5th Episode with Ismee Tames

On statelessness and the history of the "Nansenists"

 

In the fifth episode of this podcast series Franziska Maria Lamp speaks with Ismee Tames about the problems faced by stateless people and past approaches to improve their situation. Besides taking a closer look at the evolvement of the Nansen Passports in the interwar period and the work of the Nansen delegates all around the world, this episode is also about the struggles stateless people faced in the past - and continue to face today.

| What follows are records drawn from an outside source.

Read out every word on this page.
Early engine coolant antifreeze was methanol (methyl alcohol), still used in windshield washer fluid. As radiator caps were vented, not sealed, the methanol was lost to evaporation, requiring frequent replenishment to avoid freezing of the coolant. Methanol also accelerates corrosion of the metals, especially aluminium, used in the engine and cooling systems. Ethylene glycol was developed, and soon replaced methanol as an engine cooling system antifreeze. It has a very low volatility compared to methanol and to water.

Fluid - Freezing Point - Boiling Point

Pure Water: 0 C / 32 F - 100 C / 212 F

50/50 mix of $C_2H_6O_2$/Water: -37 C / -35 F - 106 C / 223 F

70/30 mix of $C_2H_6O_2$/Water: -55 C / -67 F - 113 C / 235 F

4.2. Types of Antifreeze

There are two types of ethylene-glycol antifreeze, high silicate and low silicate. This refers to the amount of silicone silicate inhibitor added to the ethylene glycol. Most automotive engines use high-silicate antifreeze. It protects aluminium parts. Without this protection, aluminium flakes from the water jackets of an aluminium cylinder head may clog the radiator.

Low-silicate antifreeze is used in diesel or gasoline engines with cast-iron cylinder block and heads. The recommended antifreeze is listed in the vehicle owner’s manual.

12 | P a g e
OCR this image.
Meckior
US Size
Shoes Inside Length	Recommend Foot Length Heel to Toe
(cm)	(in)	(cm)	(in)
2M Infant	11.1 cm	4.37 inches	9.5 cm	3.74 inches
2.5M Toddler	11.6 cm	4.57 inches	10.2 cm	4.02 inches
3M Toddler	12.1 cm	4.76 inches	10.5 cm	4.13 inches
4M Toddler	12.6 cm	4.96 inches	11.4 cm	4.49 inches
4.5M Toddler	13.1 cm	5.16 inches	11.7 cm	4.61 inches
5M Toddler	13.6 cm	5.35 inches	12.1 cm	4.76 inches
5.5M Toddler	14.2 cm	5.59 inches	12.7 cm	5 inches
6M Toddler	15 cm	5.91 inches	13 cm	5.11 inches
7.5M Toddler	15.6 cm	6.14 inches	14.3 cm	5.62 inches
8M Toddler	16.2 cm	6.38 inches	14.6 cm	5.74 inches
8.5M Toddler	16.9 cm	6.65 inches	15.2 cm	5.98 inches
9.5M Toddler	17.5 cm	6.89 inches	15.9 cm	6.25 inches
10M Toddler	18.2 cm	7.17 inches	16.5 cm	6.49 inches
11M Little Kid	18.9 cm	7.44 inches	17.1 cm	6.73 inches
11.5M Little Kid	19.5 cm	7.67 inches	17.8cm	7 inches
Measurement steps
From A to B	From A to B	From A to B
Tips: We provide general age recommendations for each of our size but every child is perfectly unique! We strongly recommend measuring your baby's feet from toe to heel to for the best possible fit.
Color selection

Redaktion: Franziska Maria Lamp & Philipp Strobl
Produktion: Franziska Maria Lamp

Musik verwendet von: https://gemafreie-musik-online.de

Here you can listen to the episode with Ismee Tames

Ismee Tames is a senior researcher at the NIOD, Institute for War, Holocaust and Genocide Studies in Amsterdam. She also holds the ARQ/Stichting1940-1945 Chair in the History of Resistance to War and Persecution at the University of Utrecht.

Her research explores how people make sense of their world in the face of extreme experiences such as war, persecution and forced migration. Her current project is on the stateless people who emerged from the wreckage of the First World War and how they navigated their situation during the interwar period, the Second World War and beyond into the Cold War and decolonisation era.

Her latest book (with Maartje Abbenhuis) is: Global War, Global Catastrophe: Neutrals, Belligerents and the Transformations of the First World War (Bloomsbury Press, 2021).